As anticipated the global equity market had a somewhat more volatile month but the FTSE All-World Index finished 1.6% higher. In line with forecasts, and high frequency data, inflation showed a strong rise. The pace of central bank asset purchases is reducing but they continue to add fuel to the heating equity market. During the month, pleasingly we saw a return to outperformance of the quality style and higher dividend stocks generally outperforming the wider market, the FTSE High Dividend All-World Index returned +3.4% well ahead of the FTSE All-World Index return of +1.6%. The Global Equity Income Portfolio benefited from this returning +2.9%. Perhaps this is indicative of investors looking to buckle up for a bumpier journey ahead.
Trading activity was limited during the month.
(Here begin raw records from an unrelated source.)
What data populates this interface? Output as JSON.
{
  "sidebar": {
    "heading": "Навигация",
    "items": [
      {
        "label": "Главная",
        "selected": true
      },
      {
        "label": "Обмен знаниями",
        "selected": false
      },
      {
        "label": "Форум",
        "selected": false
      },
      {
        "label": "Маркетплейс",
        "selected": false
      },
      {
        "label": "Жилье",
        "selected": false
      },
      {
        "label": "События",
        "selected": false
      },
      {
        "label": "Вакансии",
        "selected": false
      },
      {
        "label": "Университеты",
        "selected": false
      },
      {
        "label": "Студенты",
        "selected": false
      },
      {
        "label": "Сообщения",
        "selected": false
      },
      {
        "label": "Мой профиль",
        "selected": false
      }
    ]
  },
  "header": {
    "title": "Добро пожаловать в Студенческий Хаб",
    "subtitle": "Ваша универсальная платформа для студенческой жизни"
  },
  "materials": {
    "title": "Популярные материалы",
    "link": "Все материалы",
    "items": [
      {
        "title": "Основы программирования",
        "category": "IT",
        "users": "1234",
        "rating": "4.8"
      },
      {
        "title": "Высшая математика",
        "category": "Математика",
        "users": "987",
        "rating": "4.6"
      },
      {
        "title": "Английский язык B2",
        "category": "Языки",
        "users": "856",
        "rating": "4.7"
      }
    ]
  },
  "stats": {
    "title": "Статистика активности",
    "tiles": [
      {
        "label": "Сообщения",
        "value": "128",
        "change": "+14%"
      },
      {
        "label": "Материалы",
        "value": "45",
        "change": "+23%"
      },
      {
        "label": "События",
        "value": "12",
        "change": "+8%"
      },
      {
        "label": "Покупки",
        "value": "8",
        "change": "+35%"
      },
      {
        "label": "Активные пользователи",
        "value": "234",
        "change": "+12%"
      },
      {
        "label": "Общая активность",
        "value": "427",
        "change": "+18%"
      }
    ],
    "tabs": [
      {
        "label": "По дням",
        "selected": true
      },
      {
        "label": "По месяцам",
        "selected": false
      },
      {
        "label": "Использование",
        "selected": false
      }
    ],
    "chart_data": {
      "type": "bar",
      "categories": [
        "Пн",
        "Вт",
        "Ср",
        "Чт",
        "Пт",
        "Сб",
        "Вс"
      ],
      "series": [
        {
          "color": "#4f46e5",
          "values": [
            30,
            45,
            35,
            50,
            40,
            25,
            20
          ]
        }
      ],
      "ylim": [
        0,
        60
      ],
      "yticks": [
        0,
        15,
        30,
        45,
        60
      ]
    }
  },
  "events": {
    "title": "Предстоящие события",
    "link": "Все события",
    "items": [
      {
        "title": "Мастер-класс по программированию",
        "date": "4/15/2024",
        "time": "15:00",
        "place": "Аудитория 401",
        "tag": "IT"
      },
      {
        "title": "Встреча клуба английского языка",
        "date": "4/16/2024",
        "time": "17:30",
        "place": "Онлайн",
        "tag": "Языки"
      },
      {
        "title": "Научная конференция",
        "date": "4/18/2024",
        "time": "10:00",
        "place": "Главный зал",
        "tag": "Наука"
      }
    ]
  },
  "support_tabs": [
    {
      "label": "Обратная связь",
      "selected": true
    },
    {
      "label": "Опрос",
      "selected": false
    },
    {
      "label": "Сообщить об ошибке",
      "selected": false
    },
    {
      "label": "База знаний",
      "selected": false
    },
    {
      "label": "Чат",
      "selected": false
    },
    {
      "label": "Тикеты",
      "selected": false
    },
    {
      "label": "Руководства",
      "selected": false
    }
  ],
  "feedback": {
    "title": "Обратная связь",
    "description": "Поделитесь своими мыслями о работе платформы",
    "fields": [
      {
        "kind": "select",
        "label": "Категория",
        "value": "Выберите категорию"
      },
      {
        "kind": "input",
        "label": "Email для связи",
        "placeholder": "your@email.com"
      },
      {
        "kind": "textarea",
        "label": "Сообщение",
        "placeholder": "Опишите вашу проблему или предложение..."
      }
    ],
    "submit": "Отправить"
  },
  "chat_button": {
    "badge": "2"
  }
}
During the month the portfolio’s best performers were Lloyds Bank +12.7%, Diageo +7.4% and Legal & General +7.1%. Lloyds Bank, who also reported in the previous month, saw increased investor interest. Our investment thesis of the UK economy growing faster than anticipated with the vaccine roll out program looking well advanced and lockdowns ending sooner than generally expected.
The worst performers were AT&T -6.3%, CK Hutchison -2.0%, Admiral -0.8%.
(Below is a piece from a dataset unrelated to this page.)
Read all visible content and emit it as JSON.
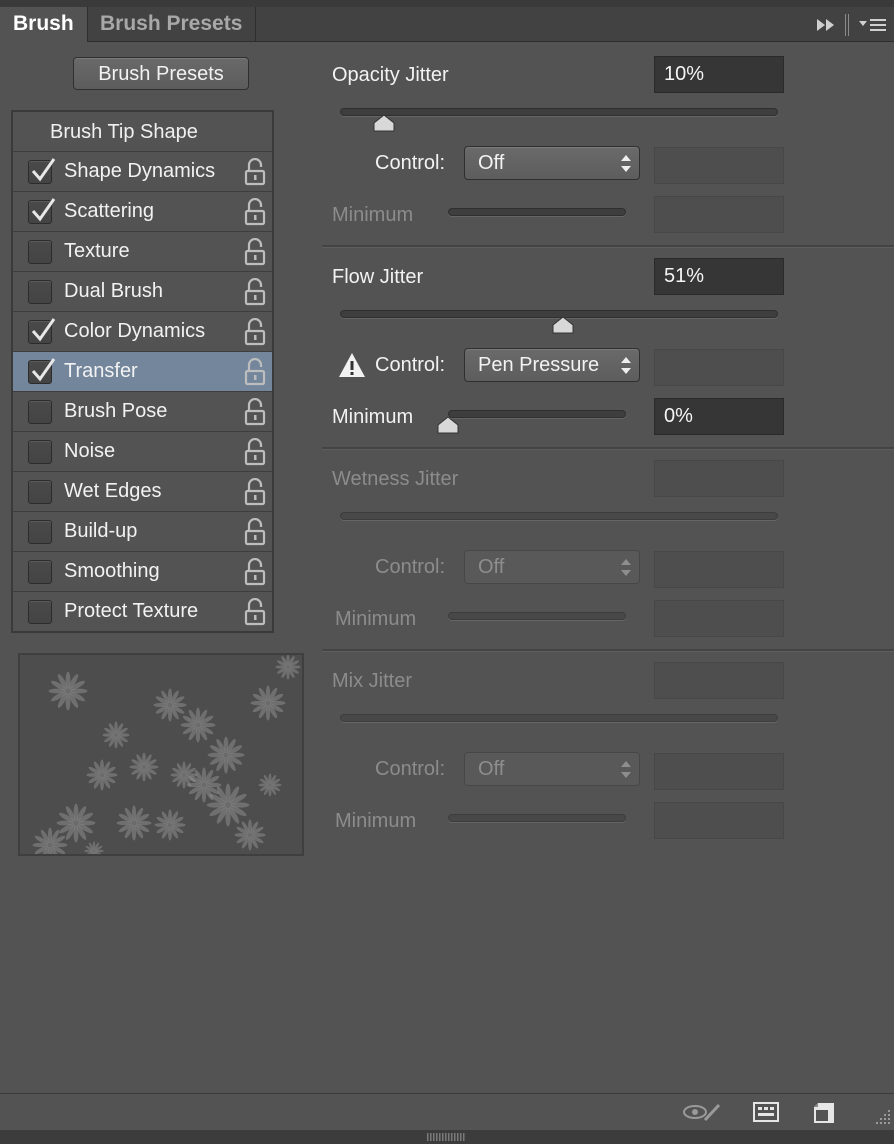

Our central case continues to be that the rise in inflation is transitory and that we will see lower inflation later this year. If we are wrong and inflation is found to be stubbornly high, then central banks would likely be forced to raise interest rates. This would likely result in a risk-off environment. Earnings growth for equities generally looks impressive however some caution is required in extrapolating this too much, given the unusual comparative base effect of last year’s pandemically induced low earnings for many companies. Given current valuations, looking forwards returns from equities ought to be more modest, and will likely continue to show a high level of volatility.